Just two weeks ago Germany's defense minister said that the government would call for a six-month extension of its missions in Afghanistan, Kuwait and the Horn of Africa in the "fight against terrorism." On Wednesday, however, the cabinet called for a one year prolongation of the country's mandate as part of the U.S.-led mission "Enduring Freedom."

Fearful of creating further stress in already tense relations between Germany and the U.S., the government's change of mind came after American protests rained down on Berlin.

Approval expected

It's now expected that parliament will endorse the mission. Next week members of Germany's Bundestag will cast their vote on the mandate, which runs out on November 15.

According to the government, the extension will cost 184 million euro ($184 million), which will be funded by the defense budget.

Germany's contribution to the U.S.-led mission "Enduring Freedom" consists of around 100 special forces soldiers in Afghanistan, 50 soldiers and six tanks equipped to detect chemical and biological attacks in Kuwait, and 830 naval personnel patrolling the waters around the Horn of Africa. Currently 1,250 Germans are involved in the mission; the mandate allows for up to 3,900 soldiers.

Germany the peace-monger?

The German participation in "Enduring Freedom" is largely seen as a symbolic show of support for the U.S. An extension of the mandate may help to thaw U.S.-German relations.

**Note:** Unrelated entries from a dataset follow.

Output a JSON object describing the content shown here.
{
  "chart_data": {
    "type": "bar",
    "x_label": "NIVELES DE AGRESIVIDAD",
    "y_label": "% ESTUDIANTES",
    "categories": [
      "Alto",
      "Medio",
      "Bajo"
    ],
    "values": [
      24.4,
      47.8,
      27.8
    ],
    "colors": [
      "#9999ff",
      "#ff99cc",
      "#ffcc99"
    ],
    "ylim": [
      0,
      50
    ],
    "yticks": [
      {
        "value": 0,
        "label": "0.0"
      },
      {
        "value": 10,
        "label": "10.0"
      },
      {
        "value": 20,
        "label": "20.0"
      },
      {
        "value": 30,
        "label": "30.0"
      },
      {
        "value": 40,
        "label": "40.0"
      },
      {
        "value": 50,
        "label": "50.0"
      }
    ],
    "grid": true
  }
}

Berlin is still working on mending its relationship with the U.S. after Chancellor Schröder antagonized the transatlantic partner by vowing not to take part in a U.S.-led war against Iraq during the recent election campaign.

Defense Minister Peter Struck further soured Washington's mood by adding that war tanks and personnel would be removed from Kuwait in the event of war. Since the election Struck has avoided commenting on the topic in public, but has made comments since then showing that he would be open to leaving the tanks in their current location on Iraq’s borders.

Co-policing in Afghanistan

In a further move which may appease the U.S., Germany has agreed, together with the Netherlands, to take charge of the International Security Assistance Force (ISAF) in Afghanistan starting in mid-February. ISAF is responsible for guaranteeing security in and around Kabul.